Je me souviens. Il y a 12 mois et des bananes, je proposais une chronique admirative de l’édition poche de Nitassinan, premier roman de Julien Gravelle, Français exilé dans le bois québécois. Là-bas, il se trace désormais une piste sur son traîneau littéraire, tracté par le talent qui est le sien. Fruit d’une collaboration avec l’éditeur de la Belle Province, Léméac, (traduisons par :  un deal), Les cowboys sont fatigués est la première escapade sur le terrain du roman noir de Julien Gravelle, d’abord publiée à destination de son lectorat américain mais avancée jusqu’à la gueule des Maudits Français par le Seuil en ce mois de janvier. 

Aux confins du Québec, dans la forêt boréale, Rozie vit seul dans son laboratoire clandestin entouré du froid et de ses chiens. Son job : assurer la fabrication d’amphétamines pour des trafiquants du cru. Seulement Rozie est las, et voudrait bien passer à autre chose, se ranger. Mais les dieux semblent en avoir décidé autrement, l’assassinat d’un gros bonnet va chambouler sa petite vie tranquille de chimiste. Son passé le rattrape, lui et sa véritable identité.


« Fond-du-Lac, 178 âmes aujourd’hui, avec pas un plan d’eau à moins d’un mille de là. Pour le lac, on cherchait toujours, mais le fond, on l’avait bel et bien touché».

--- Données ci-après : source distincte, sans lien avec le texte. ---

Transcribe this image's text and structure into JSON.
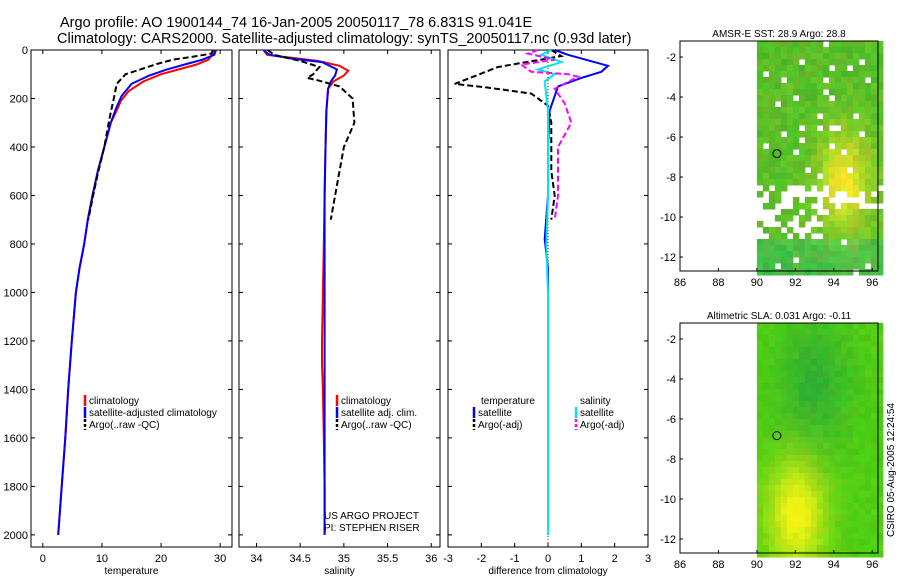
{
  "header": {
    "title_line1": "Argo profile: AO 1900144_74 16-Jan-2005 20050117_78 6.831S 91.041E",
    "title_line2": "Climatology: CARS2000. Satellite-adjusted climatology: synTS_20050117.nc (0.93d later)"
  },
  "colors": {
    "climatology": "#ff0000",
    "satellite": "#0000ff",
    "argo": "#000000",
    "satellite_salinity": "#00e5ee",
    "argo_salinity": "#ff00ff",
    "map_land_missing": "#ffffff"
  },
  "side_label": "CSIRO 05-Aug-2005 12:24:54",
  "chart_data": [
    {
      "id": "temperature",
      "type": "line",
      "xlabel": "temperature",
      "ylabel": "",
      "xlim": [
        -2,
        32
      ],
      "ylim": [
        2050,
        0
      ],
      "xticks": [
        0,
        10,
        20,
        30
      ],
      "yticks": [
        0,
        200,
        400,
        600,
        800,
        1000,
        1200,
        1400,
        1600,
        1800,
        2000
      ],
      "legend": {
        "placement": "lower-right",
        "entries": [
          "climatology",
          "satellite-adjusted climatology",
          "Argo(..raw -QC)"
        ]
      },
      "series": [
        {
          "name": "climatology",
          "color": "climatology",
          "dash": "",
          "points": [
            [
              29.0,
              0
            ],
            [
              28.7,
              20
            ],
            [
              28.0,
              40
            ],
            [
              26.0,
              60
            ],
            [
              23.0,
              80
            ],
            [
              20.0,
              100
            ],
            [
              17.0,
              130
            ],
            [
              14.5,
              170
            ],
            [
              13.2,
              210
            ],
            [
              12.5,
              250
            ],
            [
              11.5,
              300
            ],
            [
              10.4,
              400
            ],
            [
              9.3,
              500
            ],
            [
              8.4,
              600
            ],
            [
              7.6,
              700
            ],
            [
              7.0,
              800
            ],
            [
              6.2,
              900
            ],
            [
              5.6,
              1000
            ],
            [
              4.9,
              1200
            ],
            [
              4.3,
              1400
            ],
            [
              3.8,
              1600
            ],
            [
              3.2,
              1800
            ],
            [
              2.6,
              2000
            ]
          ]
        },
        {
          "name": "satellite-adjusted climatology",
          "color": "satellite",
          "dash": "",
          "points": [
            [
              29.3,
              0
            ],
            [
              29.0,
              20
            ],
            [
              27.0,
              40
            ],
            [
              24.0,
              60
            ],
            [
              21.0,
              80
            ],
            [
              18.0,
              105
            ],
            [
              15.0,
              140
            ],
            [
              13.3,
              190
            ],
            [
              12.4,
              240
            ],
            [
              11.5,
              300
            ],
            [
              10.4,
              400
            ],
            [
              9.3,
              500
            ],
            [
              8.4,
              600
            ],
            [
              7.6,
              700
            ],
            [
              7.0,
              800
            ],
            [
              6.2,
              900
            ],
            [
              5.6,
              1000
            ],
            [
              4.9,
              1200
            ],
            [
              4.3,
              1400
            ],
            [
              3.8,
              1600
            ],
            [
              3.2,
              1800
            ],
            [
              2.6,
              2000
            ]
          ]
        },
        {
          "name": "Argo(..raw -QC)",
          "color": "argo",
          "dash": "6,3",
          "points": [
            [
              28.8,
              0
            ],
            [
              28.5,
              15
            ],
            [
              26.0,
              25
            ],
            [
              22.0,
              40
            ],
            [
              19.0,
              60
            ],
            [
              16.5,
              80
            ],
            [
              14.0,
              100
            ],
            [
              12.5,
              140
            ],
            [
              12.0,
              200
            ],
            [
              11.3,
              280
            ],
            [
              10.4,
              400
            ],
            [
              9.4,
              500
            ],
            [
              8.5,
              600
            ],
            [
              7.7,
              700
            ]
          ]
        }
      ]
    },
    {
      "id": "salinity",
      "type": "line",
      "xlabel": "salinity",
      "ylabel": "",
      "xlim": [
        33.8,
        36.1
      ],
      "ylim": [
        2050,
        0
      ],
      "xticks": [
        34,
        34.5,
        35,
        35.5,
        36
      ],
      "xtick_labels": [
        "34",
        "34.5",
        "35",
        "35.5",
        "36"
      ],
      "yticks": [
        0,
        200,
        400,
        600,
        800,
        1000,
        1200,
        1400,
        1600,
        1800,
        2000
      ],
      "legend": {
        "placement": "lower-right",
        "entries": [
          "climatology",
          "satellite adj. clim.",
          "Argo(..raw -QC)"
        ]
      },
      "annotation": [
        "US ARGO PROJECT",
        "PI: STEPHEN RISER"
      ],
      "series": [
        {
          "name": "climatology",
          "color": "climatology",
          "dash": "",
          "points": [
            [
              34.08,
              0
            ],
            [
              34.12,
              20
            ],
            [
              34.35,
              30
            ],
            [
              34.7,
              45
            ],
            [
              34.95,
              65
            ],
            [
              35.05,
              85
            ],
            [
              35.0,
              105
            ],
            [
              34.88,
              130
            ],
            [
              34.82,
              160
            ],
            [
              34.8,
              250
            ],
            [
              34.79,
              400
            ],
            [
              34.78,
              600
            ],
            [
              34.77,
              800
            ],
            [
              34.76,
              1000
            ],
            [
              34.75,
              1200
            ],
            [
              34.75,
              1300
            ],
            [
              34.76,
              1400
            ],
            [
              34.77,
              1600
            ],
            [
              34.78,
              1800
            ],
            [
              34.78,
              2000
            ]
          ]
        },
        {
          "name": "satellite adj. clim.",
          "color": "satellite",
          "dash": "",
          "points": [
            [
              34.08,
              0
            ],
            [
              34.15,
              20
            ],
            [
              34.4,
              35
            ],
            [
              34.75,
              50
            ],
            [
              34.92,
              80
            ],
            [
              34.9,
              105
            ],
            [
              34.85,
              130
            ],
            [
              34.82,
              160
            ],
            [
              34.8,
              250
            ],
            [
              34.79,
              400
            ],
            [
              34.78,
              600
            ],
            [
              34.78,
              800
            ],
            [
              34.78,
              1000
            ],
            [
              34.78,
              1200
            ],
            [
              34.78,
              1400
            ],
            [
              34.78,
              1600
            ],
            [
              34.78,
              1800
            ],
            [
              34.78,
              2000
            ]
          ]
        },
        {
          "name": "Argo(..raw -QC)",
          "color": "argo",
          "dash": "6,3",
          "points": [
            [
              34.13,
              0
            ],
            [
              34.2,
              20
            ],
            [
              34.5,
              45
            ],
            [
              34.72,
              70
            ],
            [
              34.65,
              100
            ],
            [
              34.58,
              115
            ],
            [
              34.7,
              125
            ],
            [
              34.95,
              150
            ],
            [
              35.1,
              200
            ],
            [
              35.12,
              300
            ],
            [
              35.0,
              400
            ],
            [
              34.95,
              500
            ],
            [
              34.9,
              600
            ],
            [
              34.85,
              700
            ]
          ]
        }
      ]
    },
    {
      "id": "difference",
      "type": "line",
      "xlabel": "difference from climatology",
      "ylabel": "",
      "xlim": [
        -3,
        3
      ],
      "ylim": [
        2050,
        0
      ],
      "xticks": [
        -3,
        -2,
        -1,
        0,
        1,
        2,
        3
      ],
      "yticks": [
        0,
        200,
        400,
        600,
        800,
        1000,
        1200,
        1400,
        1600,
        1800,
        2000
      ],
      "legend": {
        "placement": "lower",
        "entries": [
          "temperature",
          "satellite",
          "Argo(-adj)",
          "salinity",
          "satellite",
          "Argo(-adj)"
        ]
      },
      "series": [
        {
          "name": "satellite",
          "group": "temperature",
          "color": "satellite",
          "dash": "",
          "points": [
            [
              0.2,
              0
            ],
            [
              0.6,
              20
            ],
            [
              1.8,
              65
            ],
            [
              1.6,
              90
            ],
            [
              1.0,
              115
            ],
            [
              0.3,
              150
            ],
            [
              0.05,
              250
            ],
            [
              0.0,
              400
            ],
            [
              0.0,
              600
            ],
            [
              -0.1,
              780
            ],
            [
              0.0,
              900
            ],
            [
              0.0,
              1200
            ],
            [
              0.0,
              1600
            ],
            [
              0.0,
              2000
            ]
          ]
        },
        {
          "name": "Argo(-adj)",
          "group": "temperature",
          "color": "argo",
          "dash": "6,3",
          "points": [
            [
              0.1,
              0
            ],
            [
              0.4,
              25
            ],
            [
              -1.5,
              70
            ],
            [
              -2.8,
              140
            ],
            [
              -1.8,
              155
            ],
            [
              -0.5,
              180
            ],
            [
              0.0,
              230
            ],
            [
              0.1,
              300
            ],
            [
              0.1,
              400
            ],
            [
              0.1,
              500
            ],
            [
              0.2,
              600
            ],
            [
              0.1,
              700
            ]
          ]
        },
        {
          "name": "satellite",
          "group": "salinity",
          "color": "satellite_salinity",
          "dash": "",
          "points": [
            [
              0.1,
              0
            ],
            [
              -0.2,
              20
            ],
            [
              0.4,
              50
            ],
            [
              -0.3,
              80
            ],
            [
              0.2,
              100
            ],
            [
              -0.1,
              130
            ],
            [
              0.0,
              250
            ],
            [
              0.0,
              400
            ],
            [
              0.0,
              600
            ],
            [
              -0.05,
              800
            ],
            [
              0.0,
              1000
            ],
            [
              0.0,
              1400
            ],
            [
              0.0,
              2000
            ]
          ]
        },
        {
          "name": "Argo(-adj)",
          "group": "salinity",
          "color": "argo_salinity",
          "dash": "6,3",
          "points": [
            [
              -0.3,
              0
            ],
            [
              -0.6,
              15
            ],
            [
              0.2,
              40
            ],
            [
              -0.8,
              60
            ],
            [
              -0.5,
              90
            ],
            [
              0.6,
              100
            ],
            [
              0.9,
              110
            ],
            [
              0.2,
              160
            ],
            [
              0.5,
              220
            ],
            [
              0.7,
              300
            ],
            [
              0.3,
              400
            ],
            [
              0.3,
              500
            ],
            [
              0.3,
              600
            ],
            [
              0.2,
              700
            ]
          ]
        }
      ]
    },
    {
      "id": "sst_map",
      "type": "heatmap",
      "title": "AMSR-E SST: 28.9 Argo: 28.8",
      "xlim": [
        86,
        96.3
      ],
      "ylim": [
        -12.7,
        -1.2
      ],
      "xticks": [
        86,
        88,
        90,
        92,
        94,
        96
      ],
      "yticks": [
        -2,
        -4,
        -6,
        -8,
        -10,
        -12
      ],
      "data_extent": {
        "lon": [
          90,
          96.3
        ],
        "lat": [
          -12.7,
          -1.2
        ]
      },
      "marker": {
        "lon": 91.04,
        "lat": -6.83
      }
    },
    {
      "id": "sla_map",
      "type": "heatmap",
      "title": "Altimetric SLA: 0.031 Argo: -0.11",
      "xlim": [
        86,
        96.3
      ],
      "ylim": [
        -12.7,
        -1.2
      ],
      "xticks": [
        86,
        88,
        90,
        92,
        94,
        96
      ],
      "yticks": [
        -2,
        -4,
        -6,
        -8,
        -10,
        -12
      ],
      "data_extent": {
        "lon": [
          90,
          96.3
        ],
        "lat": [
          -12.7,
          -1.2
        ]
      },
      "marker": {
        "lon": 91.04,
        "lat": -6.83
      }
    }
  ]
}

Il semblerait que janvier devienne un mois consacré pour qu’un francophone nous balance un astie de bon roman, pétri d’inspiration nord-américaine. 2019, Le Cherokee de Richard Morgiève. 2022, Les cowboys sont fatigués de Julien Gravelle.  Je les rapproche, non pour les comparer (cela n’a aucun sens), mais bien pour exprimer la même jubilation. Julien Gravelle réussit indéniablement à rebondir sur l’autre rive d’une crique de genre. Le nature writing habité de Nitassinan laisse place à un roman noir dont le moteur nerveux continue à tourner et répondre malgré le grand froid. Ancré dans un territoire, peuplé de personnages incarnés et servi par un français créole dont le verjus ravira les amateurs d’explorations littéraires, géographiques et culturelles non moins que les rieurs à humour qui fait crisser les crocs. Ça coche des cases, beaucoup, et beaucoup de bonnes. Ils nous en feraient pas un film, à la fin, dites ?

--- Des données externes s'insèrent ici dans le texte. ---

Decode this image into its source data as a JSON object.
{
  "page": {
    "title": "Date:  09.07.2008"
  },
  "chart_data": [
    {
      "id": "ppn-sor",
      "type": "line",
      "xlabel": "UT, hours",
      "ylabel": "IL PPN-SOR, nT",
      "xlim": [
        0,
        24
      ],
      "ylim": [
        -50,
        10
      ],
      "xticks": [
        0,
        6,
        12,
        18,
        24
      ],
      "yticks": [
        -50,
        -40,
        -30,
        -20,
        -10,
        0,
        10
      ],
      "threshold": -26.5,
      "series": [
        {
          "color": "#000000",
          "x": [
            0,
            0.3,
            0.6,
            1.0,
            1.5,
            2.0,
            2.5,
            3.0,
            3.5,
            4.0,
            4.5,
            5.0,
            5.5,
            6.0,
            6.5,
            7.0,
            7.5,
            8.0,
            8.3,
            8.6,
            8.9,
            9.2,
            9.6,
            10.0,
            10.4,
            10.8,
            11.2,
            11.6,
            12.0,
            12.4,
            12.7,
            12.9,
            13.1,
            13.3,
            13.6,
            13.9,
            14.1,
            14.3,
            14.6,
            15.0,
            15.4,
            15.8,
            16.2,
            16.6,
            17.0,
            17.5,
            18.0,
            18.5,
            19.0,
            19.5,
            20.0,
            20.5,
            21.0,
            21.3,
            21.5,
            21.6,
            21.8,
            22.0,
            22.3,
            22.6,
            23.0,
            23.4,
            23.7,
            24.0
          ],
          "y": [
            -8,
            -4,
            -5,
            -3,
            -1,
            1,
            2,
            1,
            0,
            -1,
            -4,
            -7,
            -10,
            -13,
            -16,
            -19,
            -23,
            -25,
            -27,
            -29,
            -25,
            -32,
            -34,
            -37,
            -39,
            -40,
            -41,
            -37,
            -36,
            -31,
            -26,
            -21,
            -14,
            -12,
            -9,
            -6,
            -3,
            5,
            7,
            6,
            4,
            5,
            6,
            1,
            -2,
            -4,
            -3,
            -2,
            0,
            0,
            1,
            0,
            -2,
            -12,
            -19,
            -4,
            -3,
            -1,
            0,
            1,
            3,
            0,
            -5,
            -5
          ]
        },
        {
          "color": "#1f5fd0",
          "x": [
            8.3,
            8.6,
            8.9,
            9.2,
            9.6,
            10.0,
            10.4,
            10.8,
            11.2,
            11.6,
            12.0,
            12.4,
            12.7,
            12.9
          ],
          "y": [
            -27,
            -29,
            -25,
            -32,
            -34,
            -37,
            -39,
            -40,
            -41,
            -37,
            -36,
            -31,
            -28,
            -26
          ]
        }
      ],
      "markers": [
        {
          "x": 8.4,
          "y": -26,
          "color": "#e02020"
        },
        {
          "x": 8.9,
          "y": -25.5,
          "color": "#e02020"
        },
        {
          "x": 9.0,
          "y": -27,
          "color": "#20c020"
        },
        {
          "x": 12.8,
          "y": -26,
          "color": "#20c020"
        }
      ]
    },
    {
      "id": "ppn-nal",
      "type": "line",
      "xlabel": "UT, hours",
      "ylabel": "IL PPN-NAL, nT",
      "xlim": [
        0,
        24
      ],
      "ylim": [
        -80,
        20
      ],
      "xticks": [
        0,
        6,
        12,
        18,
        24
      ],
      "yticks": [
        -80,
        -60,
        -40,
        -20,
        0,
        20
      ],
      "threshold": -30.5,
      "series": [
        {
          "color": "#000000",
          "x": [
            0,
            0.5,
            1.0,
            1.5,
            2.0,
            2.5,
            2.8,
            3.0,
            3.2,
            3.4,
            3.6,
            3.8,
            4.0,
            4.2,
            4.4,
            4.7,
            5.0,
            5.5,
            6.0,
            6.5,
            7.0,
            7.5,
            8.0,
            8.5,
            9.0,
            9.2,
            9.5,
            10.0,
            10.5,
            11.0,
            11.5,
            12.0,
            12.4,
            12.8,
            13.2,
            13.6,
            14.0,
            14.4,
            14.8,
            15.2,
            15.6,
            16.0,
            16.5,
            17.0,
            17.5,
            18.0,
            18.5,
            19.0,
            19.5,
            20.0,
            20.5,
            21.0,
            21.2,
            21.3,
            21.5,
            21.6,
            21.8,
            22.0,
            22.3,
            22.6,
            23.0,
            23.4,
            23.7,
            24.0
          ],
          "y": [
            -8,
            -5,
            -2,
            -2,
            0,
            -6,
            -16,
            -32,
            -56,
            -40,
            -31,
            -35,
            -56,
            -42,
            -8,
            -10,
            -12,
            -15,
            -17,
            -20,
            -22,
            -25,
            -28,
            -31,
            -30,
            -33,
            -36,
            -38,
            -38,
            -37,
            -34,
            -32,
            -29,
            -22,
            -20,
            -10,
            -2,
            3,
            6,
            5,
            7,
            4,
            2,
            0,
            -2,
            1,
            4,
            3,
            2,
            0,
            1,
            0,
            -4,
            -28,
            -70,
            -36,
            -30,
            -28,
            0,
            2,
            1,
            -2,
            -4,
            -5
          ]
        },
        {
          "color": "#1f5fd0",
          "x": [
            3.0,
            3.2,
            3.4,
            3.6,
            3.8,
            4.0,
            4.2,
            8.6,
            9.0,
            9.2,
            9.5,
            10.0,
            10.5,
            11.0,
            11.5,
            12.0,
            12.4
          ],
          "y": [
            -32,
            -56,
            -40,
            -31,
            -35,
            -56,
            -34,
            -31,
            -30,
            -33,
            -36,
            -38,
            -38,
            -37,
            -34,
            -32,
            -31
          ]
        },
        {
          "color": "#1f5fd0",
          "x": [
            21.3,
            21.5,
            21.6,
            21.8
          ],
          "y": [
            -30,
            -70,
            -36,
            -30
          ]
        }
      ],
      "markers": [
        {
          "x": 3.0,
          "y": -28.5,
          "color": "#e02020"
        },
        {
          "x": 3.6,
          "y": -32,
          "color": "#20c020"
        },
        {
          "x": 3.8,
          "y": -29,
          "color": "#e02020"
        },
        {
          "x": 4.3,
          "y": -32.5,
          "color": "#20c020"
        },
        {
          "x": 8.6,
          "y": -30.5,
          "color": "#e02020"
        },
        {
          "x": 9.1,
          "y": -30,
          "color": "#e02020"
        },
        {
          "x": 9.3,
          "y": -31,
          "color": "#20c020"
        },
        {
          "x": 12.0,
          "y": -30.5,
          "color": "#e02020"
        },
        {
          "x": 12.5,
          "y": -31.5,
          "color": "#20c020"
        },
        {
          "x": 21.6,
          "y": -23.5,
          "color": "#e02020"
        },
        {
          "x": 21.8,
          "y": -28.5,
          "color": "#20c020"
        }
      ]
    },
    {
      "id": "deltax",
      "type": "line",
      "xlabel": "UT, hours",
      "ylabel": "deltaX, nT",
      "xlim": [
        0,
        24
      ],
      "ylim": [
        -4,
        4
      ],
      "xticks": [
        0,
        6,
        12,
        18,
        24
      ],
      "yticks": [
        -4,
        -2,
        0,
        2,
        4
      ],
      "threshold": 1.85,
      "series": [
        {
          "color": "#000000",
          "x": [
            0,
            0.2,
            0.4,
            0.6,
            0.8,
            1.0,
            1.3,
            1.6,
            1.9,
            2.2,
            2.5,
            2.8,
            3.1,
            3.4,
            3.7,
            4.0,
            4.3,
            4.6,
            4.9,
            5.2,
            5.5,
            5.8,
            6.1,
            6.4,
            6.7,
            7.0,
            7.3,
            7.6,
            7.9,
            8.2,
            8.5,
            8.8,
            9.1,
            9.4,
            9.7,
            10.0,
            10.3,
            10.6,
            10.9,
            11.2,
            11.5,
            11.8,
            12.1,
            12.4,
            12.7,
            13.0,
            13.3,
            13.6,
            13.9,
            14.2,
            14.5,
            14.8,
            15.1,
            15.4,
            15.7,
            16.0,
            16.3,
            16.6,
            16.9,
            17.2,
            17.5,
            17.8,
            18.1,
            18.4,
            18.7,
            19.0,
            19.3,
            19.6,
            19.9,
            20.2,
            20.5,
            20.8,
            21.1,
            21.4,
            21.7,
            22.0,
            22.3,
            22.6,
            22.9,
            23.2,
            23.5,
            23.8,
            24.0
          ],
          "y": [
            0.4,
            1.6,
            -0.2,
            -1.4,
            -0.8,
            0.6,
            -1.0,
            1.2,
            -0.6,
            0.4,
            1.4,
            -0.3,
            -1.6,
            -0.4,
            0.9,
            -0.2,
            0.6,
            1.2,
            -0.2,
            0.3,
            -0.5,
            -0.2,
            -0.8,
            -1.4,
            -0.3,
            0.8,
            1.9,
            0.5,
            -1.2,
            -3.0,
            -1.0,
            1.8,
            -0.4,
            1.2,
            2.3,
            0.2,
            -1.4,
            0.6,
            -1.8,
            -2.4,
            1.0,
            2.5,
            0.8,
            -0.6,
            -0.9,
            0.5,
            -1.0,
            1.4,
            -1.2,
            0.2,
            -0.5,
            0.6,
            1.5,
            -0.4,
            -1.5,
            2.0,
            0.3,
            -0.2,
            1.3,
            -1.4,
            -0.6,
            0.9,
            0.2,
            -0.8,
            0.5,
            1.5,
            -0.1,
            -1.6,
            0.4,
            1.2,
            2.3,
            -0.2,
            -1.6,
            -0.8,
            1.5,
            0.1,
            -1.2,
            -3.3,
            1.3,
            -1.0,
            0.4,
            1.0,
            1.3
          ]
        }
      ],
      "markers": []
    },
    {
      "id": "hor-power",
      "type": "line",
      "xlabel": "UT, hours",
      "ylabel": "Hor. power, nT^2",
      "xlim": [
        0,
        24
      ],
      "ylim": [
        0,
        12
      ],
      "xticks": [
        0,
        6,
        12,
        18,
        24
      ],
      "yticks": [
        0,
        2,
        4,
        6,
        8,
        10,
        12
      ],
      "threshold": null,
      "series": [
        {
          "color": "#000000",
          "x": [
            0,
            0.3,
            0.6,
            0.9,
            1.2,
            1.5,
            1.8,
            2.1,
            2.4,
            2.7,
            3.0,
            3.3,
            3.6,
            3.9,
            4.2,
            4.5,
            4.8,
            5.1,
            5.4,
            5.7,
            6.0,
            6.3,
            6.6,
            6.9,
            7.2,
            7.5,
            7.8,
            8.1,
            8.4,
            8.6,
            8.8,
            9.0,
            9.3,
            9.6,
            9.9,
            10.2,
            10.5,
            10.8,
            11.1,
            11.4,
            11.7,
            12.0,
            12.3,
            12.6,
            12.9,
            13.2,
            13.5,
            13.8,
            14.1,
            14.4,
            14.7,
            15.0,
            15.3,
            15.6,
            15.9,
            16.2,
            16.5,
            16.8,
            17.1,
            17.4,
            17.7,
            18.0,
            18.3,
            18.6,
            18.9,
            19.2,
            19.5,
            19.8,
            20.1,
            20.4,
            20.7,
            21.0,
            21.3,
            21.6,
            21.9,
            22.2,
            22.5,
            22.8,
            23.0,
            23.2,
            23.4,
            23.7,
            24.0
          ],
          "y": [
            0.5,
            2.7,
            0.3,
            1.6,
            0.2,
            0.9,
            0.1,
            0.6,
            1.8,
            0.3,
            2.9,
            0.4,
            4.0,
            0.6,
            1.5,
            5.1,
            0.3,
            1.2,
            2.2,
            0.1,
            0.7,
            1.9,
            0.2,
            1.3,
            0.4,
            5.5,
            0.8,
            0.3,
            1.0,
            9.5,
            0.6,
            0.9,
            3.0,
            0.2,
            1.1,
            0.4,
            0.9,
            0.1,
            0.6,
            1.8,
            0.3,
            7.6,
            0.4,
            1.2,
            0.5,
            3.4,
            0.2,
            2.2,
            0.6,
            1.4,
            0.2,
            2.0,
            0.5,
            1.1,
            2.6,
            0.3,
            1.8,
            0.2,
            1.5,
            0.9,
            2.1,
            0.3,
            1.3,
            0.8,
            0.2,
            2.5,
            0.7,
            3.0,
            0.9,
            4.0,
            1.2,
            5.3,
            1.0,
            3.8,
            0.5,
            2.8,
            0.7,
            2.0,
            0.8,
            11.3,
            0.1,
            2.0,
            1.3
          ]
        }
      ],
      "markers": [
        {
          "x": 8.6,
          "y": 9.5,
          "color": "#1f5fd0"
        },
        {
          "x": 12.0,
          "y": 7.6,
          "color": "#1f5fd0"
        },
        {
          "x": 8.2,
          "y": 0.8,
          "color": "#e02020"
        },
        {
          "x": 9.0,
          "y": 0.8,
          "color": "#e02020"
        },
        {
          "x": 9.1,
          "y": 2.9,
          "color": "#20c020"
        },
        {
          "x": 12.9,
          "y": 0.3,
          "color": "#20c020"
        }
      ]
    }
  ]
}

On reconnaît sans trop de peine le territoire décrit par Julien Gravelle ainsi que les communautés qui le peuplent comme installés sur à proximité du Lac Saint-Jean, où l’auteur a son nouveau foyer. Entre citoyens ancrés au village et autochtones sur la drop, entre hommes rudes et voyous historiques, qui doivent s’ouvrir à un nouveau monde de violence et de trafic, c’est sur de truculents arpents de country noir que Julien Gravelle nous invite, arpents travaillés avec l’admiration non dissimulée de l’auteur pour Daniel Woodrell. Et pourquoi ne pas songer en effet à Faites-nous la bise à la lecture de ses Cowboys ?

Solide, vraiment pas de la pinotte. Enfin, y en a un peu quand même dedans. Va falloir te le cogner pour comprendre et tu seras pas déçu.